You should consider modeling the situation using the multinomial distribution. I am going to change variables as I would prefer to reserve $n$ for sample size and denote the number of choices by $K$ (i.e., $K$ represents the number of colors, answers etc).

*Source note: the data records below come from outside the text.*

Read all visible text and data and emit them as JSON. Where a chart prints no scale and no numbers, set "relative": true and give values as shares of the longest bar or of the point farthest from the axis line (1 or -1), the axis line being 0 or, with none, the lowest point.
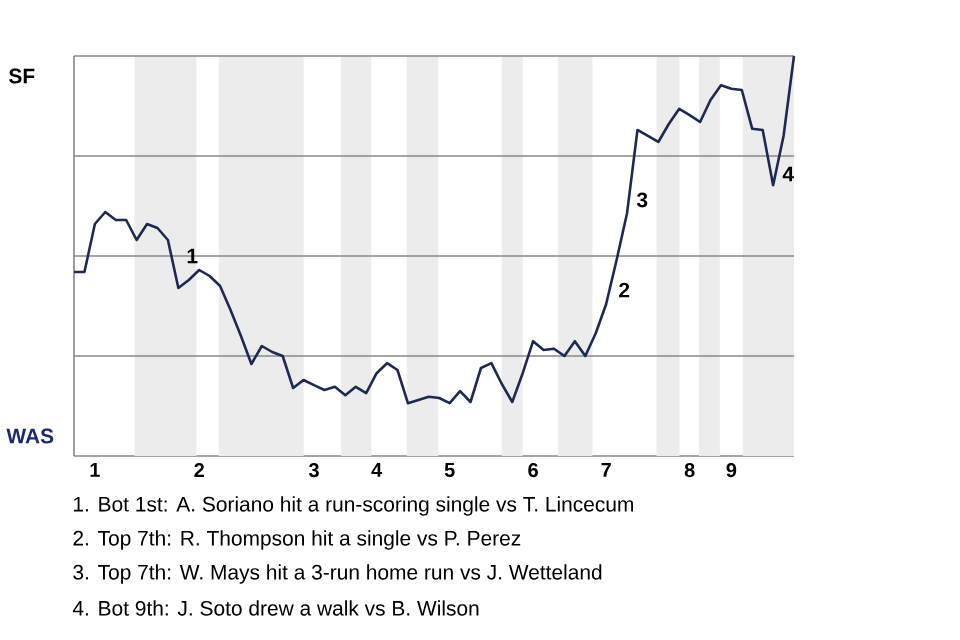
{
  "chart_data": {
    "type": "line",
    "relative": true,
    "categories": [
      null,
      null,
      "1",
      null,
      null,
      null,
      null,
      null,
      null,
      null,
      null,
      null,
      "2",
      null,
      null,
      null,
      null,
      null,
      null,
      null,
      null,
      null,
      null,
      "3",
      null,
      null,
      null,
      null,
      null,
      "4",
      null,
      null,
      null,
      null,
      null,
      null,
      "5",
      null,
      null,
      null,
      null,
      null,
      null,
      null,
      "6",
      null,
      null,
      null,
      null,
      null,
      null,
      "7",
      null,
      null,
      null,
      null,
      null,
      null,
      null,
      "8",
      null,
      null,
      null,
      "9",
      null,
      null,
      null,
      null,
      null,
      null
    ],
    "series": [
      {
        "color": "#1c2951",
        "values": [
          0.46,
          0.46,
          0.58,
          0.61,
          0.59,
          0.59,
          0.54,
          0.58,
          0.57,
          0.54,
          0.42,
          0.44,
          0.465,
          0.45,
          0.425,
          0.365,
          0.3,
          0.23,
          0.275,
          0.26,
          0.25,
          0.17,
          0.19,
          0.177,
          0.165,
          0.173,
          0.152,
          0.173,
          0.157,
          0.207,
          0.232,
          0.215,
          0.132,
          0.14,
          0.148,
          0.145,
          0.132,
          0.162,
          0.135,
          0.22,
          0.232,
          0.18,
          0.135,
          0.207,
          0.287,
          0.265,
          0.268,
          0.25,
          0.287,
          0.25,
          0.307,
          0.38,
          0.49,
          0.607,
          0.815,
          0.8,
          0.785,
          0.83,
          0.868,
          0.852,
          0.835,
          0.89,
          0.927,
          0.918,
          0.915,
          0.818,
          0.815,
          0.677,
          0.8,
          1.0
        ]
      }
    ],
    "ref_lines": [
      {
        "axis": "y",
        "value": 0.25,
        "color": "#888888"
      },
      {
        "axis": "y",
        "value": 0.5,
        "color": "#888888"
      },
      {
        "axis": "y",
        "value": 0.75,
        "color": "#888888"
      },
      {
        "axis": "y",
        "value": 1,
        "color": "#888888"
      }
    ],
    "annotations": [
      "1",
      "2",
      "3",
      "4",
      "SF",
      "WAS",
      "1. Bot 1st: A. Soriano hit a run-scoring single vs T. Lincecum",
      "2. Top 7th: R. Thompson hit a single vs P. Perez",
      "3. Top 7th: W. Mays hit a 3-run home run vs J. Wetteland",
      "4. Bot 9th: J. Soto drew a walk vs B. Wilson"
    ],
    "grid": false,
    "marker": "none",
    "line_style": "solid"
  }
}
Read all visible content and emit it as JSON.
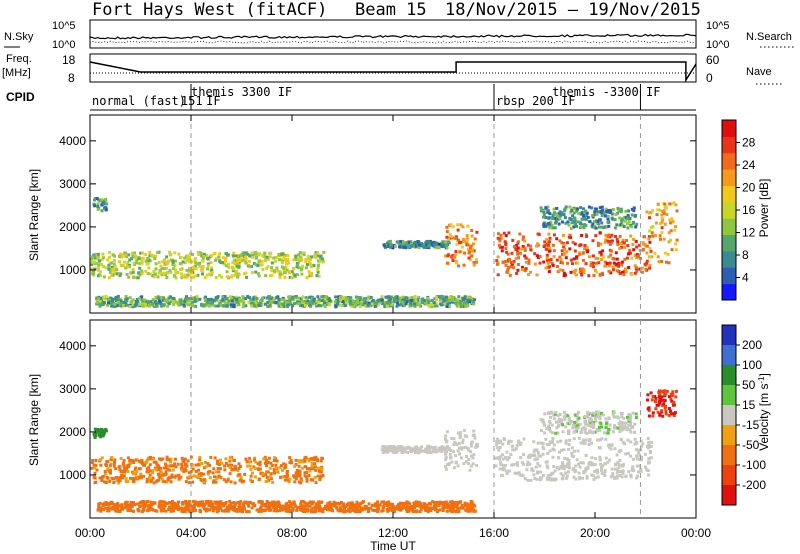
{
  "header": {
    "radar": "Fort Hays West (fitACF)",
    "beam": "Beam 15",
    "dates": "18/Nov/2015 – 19/Nov/2015"
  },
  "sky_panel": {
    "left_label": "N.Sky",
    "right_label": "N.Search",
    "left_ticks": [
      "10^5",
      "10^0"
    ],
    "right_ticks": [
      "10^5",
      "10^0"
    ]
  },
  "freq_panel": {
    "left_label_1": "Freq.",
    "left_label_2": "[MHz]",
    "right_label": "Nave",
    "left_ticks": [
      "18",
      "8"
    ],
    "right_ticks": [
      "60",
      "0"
    ]
  },
  "cpid": {
    "label": "CPID",
    "segments": [
      {
        "text": "normal (fast)",
        "start_hour": 0.0
      },
      {
        "text": "151",
        "start_hour": 3.6
      },
      {
        "text": "themis 3300 IF",
        "start_hour": 4.0
      },
      {
        "text": "IF",
        "start_hour": 4.6
      },
      {
        "text": "rbsp 200 IF",
        "start_hour": 16.0
      },
      {
        "text": "themis -3300 IF",
        "start_hour": 18.3
      }
    ],
    "divider_hours": [
      4.0,
      16.0,
      21.8
    ]
  },
  "time_axis": {
    "label": "Time UT",
    "ticks": [
      "00:00",
      "04:00",
      "08:00",
      "12:00",
      "16:00",
      "20:00",
      "00:00"
    ],
    "dashed_hours": [
      4.0,
      16.0,
      21.8
    ]
  },
  "chart_data": [
    {
      "type": "heatmap",
      "name": "power",
      "ylabel": "Slant Range [km]",
      "yticks": [
        "1000",
        "2000",
        "3000",
        "4000"
      ],
      "ylim": [
        0,
        4600
      ],
      "xlim_hours": [
        0,
        24
      ],
      "colorbar": {
        "label": "Power [dB]",
        "ticks": [
          "4",
          "8",
          "12",
          "16",
          "20",
          "24",
          "28"
        ],
        "range": [
          0,
          30
        ],
        "colors": [
          "#1616ff",
          "#2c5fb4",
          "#3a8a8f",
          "#55a66a",
          "#8ec63f",
          "#c8d62a",
          "#f2c81e",
          "#f59a1a",
          "#f06b1a",
          "#e8351a",
          "#e00d0d"
        ]
      },
      "regions": [
        {
          "h0": 0.0,
          "h1": 9.2,
          "r0": 850,
          "r1": 1450,
          "value": 14
        },
        {
          "h0": 0.2,
          "h1": 15.2,
          "r0": 180,
          "r1": 420,
          "value": 10
        },
        {
          "h0": 11.5,
          "h1": 14.2,
          "r0": 1550,
          "r1": 1700,
          "value": 7
        },
        {
          "h0": 14.0,
          "h1": 15.3,
          "r0": 1100,
          "r1": 2100,
          "value": 22
        },
        {
          "h0": 16.0,
          "h1": 22.2,
          "r0": 900,
          "r1": 1900,
          "value": 24
        },
        {
          "h0": 17.8,
          "h1": 21.6,
          "r0": 2000,
          "r1": 2500,
          "value": 8
        },
        {
          "h0": 22.0,
          "h1": 23.2,
          "r0": 1200,
          "r1": 2600,
          "value": 20
        },
        {
          "h0": 0.1,
          "h1": 0.6,
          "r0": 2400,
          "r1": 2700,
          "value": 8
        }
      ]
    },
    {
      "type": "heatmap",
      "name": "velocity",
      "ylabel": "Slant Range [km]",
      "yticks": [
        "1000",
        "2000",
        "3000",
        "4000"
      ],
      "ylim": [
        0,
        4600
      ],
      "xlim_hours": [
        0,
        24
      ],
      "colorbar": {
        "label": "Velocity [m s^-1]",
        "ticks": [
          "200",
          "100",
          "50",
          "15",
          "-15",
          "-50",
          "-100",
          "-200"
        ],
        "colors": [
          "#2233bb",
          "#3f6fd0",
          "#2a8c2a",
          "#5ec43c",
          "#c8c8c0",
          "#f0a010",
          "#f07010",
          "#ee4010",
          "#e01010"
        ]
      },
      "regions": [
        {
          "h0": 0.0,
          "h1": 9.2,
          "r0": 850,
          "r1": 1450,
          "value": -40
        },
        {
          "h0": 0.2,
          "h1": 15.2,
          "r0": 180,
          "r1": 420,
          "value": -60
        },
        {
          "h0": 11.5,
          "h1": 14.2,
          "r0": 1550,
          "r1": 1700,
          "value": 0
        },
        {
          "h0": 14.0,
          "h1": 15.3,
          "r0": 1100,
          "r1": 2100,
          "value": 0
        },
        {
          "h0": 16.0,
          "h1": 22.2,
          "r0": 900,
          "r1": 1900,
          "value": 0
        },
        {
          "h0": 17.8,
          "h1": 21.6,
          "r0": 2000,
          "r1": 2500,
          "value": 5
        },
        {
          "h0": 22.0,
          "h1": 23.2,
          "r0": 2400,
          "r1": 3000,
          "value": -150
        },
        {
          "h0": 0.1,
          "h1": 0.6,
          "r0": 1900,
          "r1": 2100,
          "value": 60
        }
      ]
    }
  ],
  "colors": {
    "grid_dash": "#9a9a9a",
    "axis": "#000000"
  }
}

Let $p_k$ be the true proportion of people in the population who would choose the $k^\text{th}$ choice when presented with $K$ choices. You can re-interpret $p_k$ as the probability that a random person would choose the $k^\text{th}$ choice when presented with $K$ choices. Thus, by definition, we have:
$$\sum_{k=1}^K p_k = 1$$
Let $x_k$ stand for the number of people who choose the $k^\text{th}$ object when we sample the choices of $n$ people. Then the density function of ${x_k}$ is given by the multinomial pdf:
$$f(x_1,...x_K|-) = \begin{cases} \frac{n!}{x_1! ... x_K!} p_1^{x_1} ... p_K^{x_K} \quad \text{if} \quad \sum_kx_k=n \\ 0 \quad \text{otherwise}\end{cases}$$
You can then use maximum likelihood theory to estimate $\{p_1,p_2,...p_K\}$ and compute confidence intervals for these estimates.

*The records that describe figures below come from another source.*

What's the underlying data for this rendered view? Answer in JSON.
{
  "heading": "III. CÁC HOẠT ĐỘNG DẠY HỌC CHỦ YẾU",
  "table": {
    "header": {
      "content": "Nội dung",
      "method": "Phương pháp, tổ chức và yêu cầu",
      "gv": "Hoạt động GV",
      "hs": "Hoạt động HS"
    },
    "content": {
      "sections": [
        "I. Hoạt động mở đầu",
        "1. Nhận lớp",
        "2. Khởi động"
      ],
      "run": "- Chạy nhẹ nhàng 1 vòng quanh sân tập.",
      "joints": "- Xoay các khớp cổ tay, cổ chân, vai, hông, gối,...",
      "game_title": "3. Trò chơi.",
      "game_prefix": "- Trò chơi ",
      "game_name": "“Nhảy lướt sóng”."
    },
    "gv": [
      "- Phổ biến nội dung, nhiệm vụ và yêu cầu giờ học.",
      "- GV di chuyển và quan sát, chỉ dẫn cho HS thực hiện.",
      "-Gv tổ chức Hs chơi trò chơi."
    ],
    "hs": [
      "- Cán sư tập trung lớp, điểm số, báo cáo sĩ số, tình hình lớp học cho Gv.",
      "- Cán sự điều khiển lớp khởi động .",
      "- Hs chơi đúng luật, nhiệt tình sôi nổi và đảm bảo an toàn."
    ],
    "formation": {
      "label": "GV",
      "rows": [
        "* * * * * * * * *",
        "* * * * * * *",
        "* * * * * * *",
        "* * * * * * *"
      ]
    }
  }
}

Computing the confidence intervals would also enable you to compute margin of errors associated with your estimates for a given sample size. These margin of errors will help you calculate the necessary sample sizes to attain a margin of error of 5% with 95% confidence.
MLE, Margin of error and Sample Size Computations
It is not difficult to show that the MLE estimate for $p_k$ is given by:
$$\hat{p}_k = \frac{x_k}{n}$$
The above estimator is unbiased as:
$$E(\hat{p}_k) = \frac{E(x_k)}{n} = \frac{n p_k}{n}=p_k$$
The variance of the estimator is:
$$V(\hat{p}_k) = \frac{V(x_k)}{n^2} = \frac{n p_k (1-p_k)}{n^2}=\frac{p_k (1-p_k)}{n}$$
Assuming that $n$ is sufficiently high, we can use the central limit theorem to approximate the distribution of $\hat{p}_k$ as a normal with the mean at $p_k$ and with variance $\frac{p_k (1-p_k)}{n}$.

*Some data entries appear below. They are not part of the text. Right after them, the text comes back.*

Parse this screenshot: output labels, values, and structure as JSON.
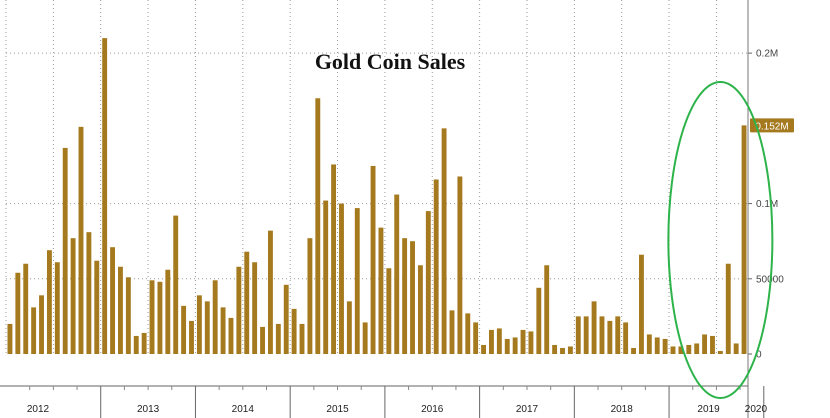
{
  "chart_data": {
    "type": "bar",
    "title": "Gold Coin Sales",
    "bar_color": "#a57a1f",
    "highlight_color": "#2db34a",
    "last_value_label": "0.152M",
    "ylim": [
      0,
      230000
    ],
    "y_ticks": [
      {
        "value": 0,
        "label": "0"
      },
      {
        "value": 50000,
        "label": "50000"
      },
      {
        "value": 100000,
        "label": "0.1M"
      },
      {
        "value": 200000,
        "label": "0.2M"
      }
    ],
    "years": [
      "2012",
      "2013",
      "2014",
      "2015",
      "2016",
      "2017",
      "2018",
      "2019",
      "2020"
    ],
    "year_start_index": [
      0,
      12,
      24,
      36,
      48,
      60,
      72,
      84,
      96
    ],
    "values": [
      20000,
      54000,
      60000,
      31000,
      39000,
      69000,
      61000,
      137000,
      77000,
      151000,
      81000,
      62000,
      210000,
      71000,
      58000,
      51000,
      12000,
      14000,
      49000,
      48000,
      56000,
      92000,
      32000,
      22000,
      39000,
      35000,
      49000,
      31000,
      24000,
      58000,
      68000,
      61000,
      18000,
      82000,
      20000,
      46000,
      30000,
      20000,
      77000,
      170000,
      102000,
      126000,
      100000,
      35000,
      97000,
      21000,
      125000,
      84000,
      57000,
      106000,
      77000,
      75000,
      59000,
      95000,
      116000,
      150000,
      29000,
      118000,
      27000,
      21000,
      6000,
      16000,
      17000,
      10000,
      11000,
      16000,
      15000,
      44000,
      59000,
      6000,
      4000,
      5000,
      25000,
      25000,
      35000,
      25000,
      22000,
      25000,
      21000,
      4000,
      66000,
      13000,
      11000,
      10000,
      5000,
      5000,
      6000,
      7000,
      13000,
      12000,
      2000,
      60000,
      7000,
      152000
    ]
  }
}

Thus, the margin of error is given for a 95% confidence interval is given by:
$$1.96 \sqrt{\frac{p_k (1-p_k)}{n}}$$
We do not know $p_k$ apriori. However, a conservative estimate for $p_k$ would be that it equals $K^{-1}$ (i.e., we assume that all choices are equally likely). The above argument is a bit ad-hoc but perhaps serves the OP's purpose.
Therefore, we have the requirement that:
$$1.96 \sqrt{\frac{K^{-1} (1-K^{-1})}{n}} = 0.05$$
If we let $K=3$ we get the required sample size as $n=341.475$.
PS: The past question on Asymptotic distribution of multinomial seems relevant in the above context and may suggest ways to lend rigor to the above ideas.